Quasi mai, mi permetta prima una battuta, emergono tutti quegli interventi che hanno evitato brutte situazioni mentre spesso ci si ricorda solo di quelli che non sono andati a buon fine. Ma tengo particolarmente ad affrontare questo tema e il tema delle cattive gestioni bancarie. La Banca d’Italia da sempre è impegnata ad assicurare il rispetto delle norme e delle regole, sia perché lo riteniamo un valore in sé a cui crediamo fino in fondo, sia perché è il punto da cui si parte per tutelare la stabilità e il buon funzionamento del sistema. Come Banca d’Italia utilizziamo i nostri poteri per prevenire e contrastare le prassi non ortodosse, ad esempio attraverso le ispezioni sul posto, gli interventi sulle gestioni, le sanzioni e i commissariamenti.

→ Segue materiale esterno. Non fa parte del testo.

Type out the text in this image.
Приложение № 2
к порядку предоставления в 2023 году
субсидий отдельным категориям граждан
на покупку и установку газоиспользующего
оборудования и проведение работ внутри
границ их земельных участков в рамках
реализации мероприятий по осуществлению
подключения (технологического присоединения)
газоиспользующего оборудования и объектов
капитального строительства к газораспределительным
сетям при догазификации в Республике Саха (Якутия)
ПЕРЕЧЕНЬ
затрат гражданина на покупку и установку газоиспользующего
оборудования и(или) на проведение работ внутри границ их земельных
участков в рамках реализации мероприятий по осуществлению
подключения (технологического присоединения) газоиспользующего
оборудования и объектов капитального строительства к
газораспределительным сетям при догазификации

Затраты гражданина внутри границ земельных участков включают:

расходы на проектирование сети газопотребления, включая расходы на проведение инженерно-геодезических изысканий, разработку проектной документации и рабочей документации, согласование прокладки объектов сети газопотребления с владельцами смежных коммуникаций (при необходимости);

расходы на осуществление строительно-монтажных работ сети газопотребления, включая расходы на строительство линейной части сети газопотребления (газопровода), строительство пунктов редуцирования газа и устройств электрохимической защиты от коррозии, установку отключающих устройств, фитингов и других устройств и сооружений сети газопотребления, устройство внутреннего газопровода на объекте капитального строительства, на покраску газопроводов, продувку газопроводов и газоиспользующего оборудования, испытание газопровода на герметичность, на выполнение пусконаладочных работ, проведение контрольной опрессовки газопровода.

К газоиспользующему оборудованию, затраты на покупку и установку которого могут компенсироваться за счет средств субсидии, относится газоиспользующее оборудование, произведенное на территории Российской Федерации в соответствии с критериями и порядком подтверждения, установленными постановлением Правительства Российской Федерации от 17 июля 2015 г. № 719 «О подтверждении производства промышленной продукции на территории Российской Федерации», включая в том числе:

L’impegno c’è sempre ed è determinato e incisivo. Non sempre però, nonostante questo, si riesce ad avere successo a fronte di una cattiva gestione, in particolare quando questa è determinata da comportamenti non corretti e fraudolenti.
Le vicende legate ai reati finanziari sono molto complesse da un punto di vista investigativo, anche per l’estensione territoriale degli illeciti. E’ opinione di alcuni magistrati che l’Italia dovrebbe dotarsi di una superprocura specializzata, simile all’antimafia. A suo parere una tale ipotesi sarebbe auspicabile, o quanto meno da prendere in considerazione, anche e soprattutto a garanzia dei risparmiatori e degli investitori?
La sua domanda riguarda aspetti tecnici dell’organizzazione giudiziaria su cui mi permetta di non rispondere. Voglio però sottolineare come la Banca d’Italia cooperi attivamente per la repressione dei reati bancari. Abbiamo specifiche Unità che collaborano con la magistratura per la comprensione e la ricostruzione dei fenomeni finanziari nei procedimenti penali. Il nostro coinvolgimento è molto forte.
Siamo ormai al passaggio da un sistema a un altro. Con i nuovi strumenti e le nuove regolamentazioni, un risparmiatore oggi si può sentire più sicuro di ieri?
Decisamente sì, perché il livello di prevenzione e di preparazione per intervenire con tempestività ed efficacia aumenterà. Ciò è il frutto non solo della nuova articolazione, che individua con precisione le situazioni critiche ponendole sotto stretto controllo, ma anche della collaborazione tra autorità di supervisione e di risoluzione, sia a livello nazionale che europeo.